Guna menjembatani persoalan tersebut, tim Pengabdian kepada Masyarakat (PkM) Fakultas Psikologi Universitas Semarang (USM) turun tangan dengan menggelar sebuah program edukatif yang menyasar para orang tua atau wali murid di SMA Negeri 15 Semarang. Agenda yang bertajuk “Pelatihan Komunikasi Interpersonal Orang Tua – Anak pada Orangtua/ Wali Siswa SMAN 15 Semarang” ini digulirkan secara bertahap pada tanggal 7 Mei 2026 dan berakhir pada 25 Mei 2026. Aksi nyata ini digawangi oleh jajaran akademisi yang terdiri atas Purwaningtyastuti, S.Psi., M.Si., Kimmy Katkar, S.Psi., M.Si., serta Sri Widyawati, S.Psi., M.Si., Psikolog, dengan melibatkan kontribusi aktif dari dua mahasiswa fakultas setempat, yakni Tazana Syi’fa Fahma dan Nabilah Salsabila. Inisiatif cerdas ini pun disambut dengan tangan terbuka dan apresiasi tinggi oleh Kepala SMAN 15 Semarang, Ibu Miftah Nindya Rahmawati, S.Pd., M.Pd., beserta segenap guru dan perwakilan orang tua.
Bertempat di lingkungan SMA Negeri 15 Kecamatan Pedurungan, Semarang, pelatihan intensif ini sukses menjaring antusiasme dari 50 orang tua siswa yang hadir sebagai peserta.

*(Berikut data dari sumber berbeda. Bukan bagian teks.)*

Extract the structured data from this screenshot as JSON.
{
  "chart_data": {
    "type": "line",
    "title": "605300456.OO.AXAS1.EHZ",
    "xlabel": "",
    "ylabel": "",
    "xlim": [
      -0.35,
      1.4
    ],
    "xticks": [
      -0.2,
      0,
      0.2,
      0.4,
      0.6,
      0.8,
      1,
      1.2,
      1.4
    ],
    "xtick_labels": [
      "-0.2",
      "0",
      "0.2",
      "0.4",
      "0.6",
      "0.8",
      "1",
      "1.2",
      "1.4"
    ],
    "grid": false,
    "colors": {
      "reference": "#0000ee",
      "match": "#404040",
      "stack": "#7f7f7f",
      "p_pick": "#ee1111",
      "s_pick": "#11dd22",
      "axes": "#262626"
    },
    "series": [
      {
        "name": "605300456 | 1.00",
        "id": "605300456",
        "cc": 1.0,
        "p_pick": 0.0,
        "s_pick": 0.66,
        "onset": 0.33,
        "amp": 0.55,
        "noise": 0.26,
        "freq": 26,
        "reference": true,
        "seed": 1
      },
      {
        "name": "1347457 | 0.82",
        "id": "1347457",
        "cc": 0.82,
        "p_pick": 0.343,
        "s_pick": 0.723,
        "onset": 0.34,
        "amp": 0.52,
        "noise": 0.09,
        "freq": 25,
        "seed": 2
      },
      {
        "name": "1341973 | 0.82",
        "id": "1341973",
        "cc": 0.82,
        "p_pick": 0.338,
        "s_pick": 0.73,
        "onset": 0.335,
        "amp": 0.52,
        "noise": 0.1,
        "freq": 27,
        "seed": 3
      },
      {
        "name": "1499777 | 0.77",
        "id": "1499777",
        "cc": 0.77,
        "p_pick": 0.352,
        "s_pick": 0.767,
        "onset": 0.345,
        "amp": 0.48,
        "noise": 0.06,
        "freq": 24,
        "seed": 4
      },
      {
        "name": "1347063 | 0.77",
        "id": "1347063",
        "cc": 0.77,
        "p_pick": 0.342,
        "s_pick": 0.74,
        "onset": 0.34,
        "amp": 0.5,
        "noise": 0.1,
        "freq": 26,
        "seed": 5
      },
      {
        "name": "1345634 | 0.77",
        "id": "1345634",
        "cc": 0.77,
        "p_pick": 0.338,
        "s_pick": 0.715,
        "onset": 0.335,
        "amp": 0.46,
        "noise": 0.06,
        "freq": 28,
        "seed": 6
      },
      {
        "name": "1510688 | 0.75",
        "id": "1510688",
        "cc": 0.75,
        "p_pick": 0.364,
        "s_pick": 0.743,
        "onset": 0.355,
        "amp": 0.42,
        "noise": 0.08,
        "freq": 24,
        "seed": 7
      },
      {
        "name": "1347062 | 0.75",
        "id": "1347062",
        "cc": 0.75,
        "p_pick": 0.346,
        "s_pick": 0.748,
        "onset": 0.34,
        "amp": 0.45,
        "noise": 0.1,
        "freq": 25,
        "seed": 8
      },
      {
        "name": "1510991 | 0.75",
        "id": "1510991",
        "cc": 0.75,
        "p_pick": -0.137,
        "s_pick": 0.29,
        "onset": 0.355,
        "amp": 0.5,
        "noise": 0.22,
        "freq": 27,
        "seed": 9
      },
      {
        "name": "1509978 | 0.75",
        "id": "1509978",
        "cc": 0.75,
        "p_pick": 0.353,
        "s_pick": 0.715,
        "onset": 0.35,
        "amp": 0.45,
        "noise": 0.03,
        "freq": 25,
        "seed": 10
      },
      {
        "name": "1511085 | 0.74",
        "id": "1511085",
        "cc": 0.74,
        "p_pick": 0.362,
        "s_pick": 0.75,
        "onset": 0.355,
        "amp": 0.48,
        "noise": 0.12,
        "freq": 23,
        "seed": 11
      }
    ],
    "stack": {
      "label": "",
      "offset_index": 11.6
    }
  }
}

Rangkaian kegiatan dirancang secara komprehensif, diawali dengan uji pemahaman awal (pre-test), lalu dilanjutkan dengan pemaparan materi mendalam yang mengupas tuntas dinamika konflik remaja, konsep orang tua sebagai sahabat, hingga seni komunikasi interpersonal. Tidak sekadar mendengarkan teori, para peserta juga diajak masuk dalam sesi diskusi interaktif, membedah studi kasus nyata, serta mempraktikkan langsung strategi penyelesaian masalah melalui komunikasi positif, sebelum akhirnya dievaluasi lewat post-test pada akhir periode kegiatan. Selepas acara, para orang tua mengungkapkan bahwa pelatihan ini tidak hanya menyuguhkan atmosfer yang menyenangkan dan menyegarkan wawasan baru, tetapi juga menjadi modal penguatan taktis bagi mereka untuk membimbing anak remaja mereka demi mewujudkan keharmonisan keluarga yang dicita-citakan.